Stabilizing electron spins requires that the electrons be correlated, or interfere with each other, over the entire system. In a superconducting state, the interference persists via prolonged coherence of electrons; many electrons collapse into a single quantum-mechanical wave and jointly keep the capability of interference over a long distance. This feature may enable the emulation of the spin distribution in an organic chiral superconductor in a much larger length scale than chiral molecules.
“Through a combination of the latest techniques, we finally detected spin polarizations,” says Ph.D. candidate Ryota Nakajima, who is the leading author. “We are surprised by an excellent correspondence with the proposed hypothesis. We found different spin distributions for different handedness of chiral superconductors.”
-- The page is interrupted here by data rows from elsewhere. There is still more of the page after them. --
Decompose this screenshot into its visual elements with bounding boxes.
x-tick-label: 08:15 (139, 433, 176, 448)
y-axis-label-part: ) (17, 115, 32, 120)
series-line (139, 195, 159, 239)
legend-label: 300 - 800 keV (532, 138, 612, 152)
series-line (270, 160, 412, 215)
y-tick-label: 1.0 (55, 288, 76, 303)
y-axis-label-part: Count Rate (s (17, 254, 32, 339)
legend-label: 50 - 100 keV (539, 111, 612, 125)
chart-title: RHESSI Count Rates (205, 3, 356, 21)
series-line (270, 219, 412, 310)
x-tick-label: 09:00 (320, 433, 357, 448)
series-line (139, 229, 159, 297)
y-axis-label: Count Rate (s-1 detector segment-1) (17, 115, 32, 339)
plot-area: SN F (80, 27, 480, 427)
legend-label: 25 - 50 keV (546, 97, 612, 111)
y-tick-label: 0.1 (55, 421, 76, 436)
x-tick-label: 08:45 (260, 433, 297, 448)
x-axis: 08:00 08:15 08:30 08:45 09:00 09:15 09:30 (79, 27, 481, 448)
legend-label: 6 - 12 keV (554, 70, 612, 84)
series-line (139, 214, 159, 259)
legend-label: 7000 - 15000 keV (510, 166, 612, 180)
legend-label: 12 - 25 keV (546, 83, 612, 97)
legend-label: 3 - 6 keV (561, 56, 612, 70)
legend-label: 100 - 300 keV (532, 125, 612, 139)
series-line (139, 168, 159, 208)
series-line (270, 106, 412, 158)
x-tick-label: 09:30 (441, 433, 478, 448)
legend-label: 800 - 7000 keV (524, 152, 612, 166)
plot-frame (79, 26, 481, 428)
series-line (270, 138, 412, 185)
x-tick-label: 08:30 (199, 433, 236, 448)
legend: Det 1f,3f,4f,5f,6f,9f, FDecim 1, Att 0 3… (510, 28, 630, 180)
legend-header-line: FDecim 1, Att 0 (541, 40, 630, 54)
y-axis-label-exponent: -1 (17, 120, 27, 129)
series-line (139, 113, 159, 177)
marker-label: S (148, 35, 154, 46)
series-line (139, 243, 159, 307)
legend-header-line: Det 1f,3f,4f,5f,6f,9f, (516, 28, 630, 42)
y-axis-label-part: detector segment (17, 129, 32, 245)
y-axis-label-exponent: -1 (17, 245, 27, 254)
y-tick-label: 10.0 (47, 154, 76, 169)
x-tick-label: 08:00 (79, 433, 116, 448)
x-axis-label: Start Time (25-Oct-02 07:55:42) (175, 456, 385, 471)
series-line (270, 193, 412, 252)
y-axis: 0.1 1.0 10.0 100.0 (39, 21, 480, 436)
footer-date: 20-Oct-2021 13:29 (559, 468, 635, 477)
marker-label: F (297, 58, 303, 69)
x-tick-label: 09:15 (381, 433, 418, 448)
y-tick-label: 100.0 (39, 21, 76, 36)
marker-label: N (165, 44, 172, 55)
“The observed spin distribution is relevant to chiral recognition” elaborates Assistant Prof. Daichi Hirobe, who is one of the two corresponding authors. “Depending on the handedness, two spin polarizations sit face-to-face or back-to-back at both edges of a superconductor. This unique configuration has been hypothesized for chiral molecules, but it has not been verified.” Such spin configuration is unchanged under any rotation of a chiral crystal structure, which is key to magnet-based chiral recognition in a liquid reported previously.
Prof. Hiroshi Yamamoto sees the team’s achievement as a big advance in the understanding of a delicate connection between chirality and magnetism. “Chirality made from spin distributions enables recognition of molecular/crystal chirality from outside the system. This appears to defy the law of physics without careful consideration.”
The research team coined “T-odd chirality” for the spin-related chirality, noting the fact that the spins are reversed by time-reversal operation “T”. Their finding is also expected to find application in future superconducting spintronics.
Reference: “Giant spin polarization and a pair of antiparallel spins in a chiral superconductor” by R. Nakajima, D. Hirobe, G. Kawaguchi, Y. Nabei, T. Sato, T. Narushima, H. Okamoto and H. M. Yamamoto, 18 January 2023, Nature.
The study was funded by the Grants-in-Aid for Scientific Research, from JSPS KAKENHI, Japan, PRESTO JST, Japan, and ERATO JST, Japan.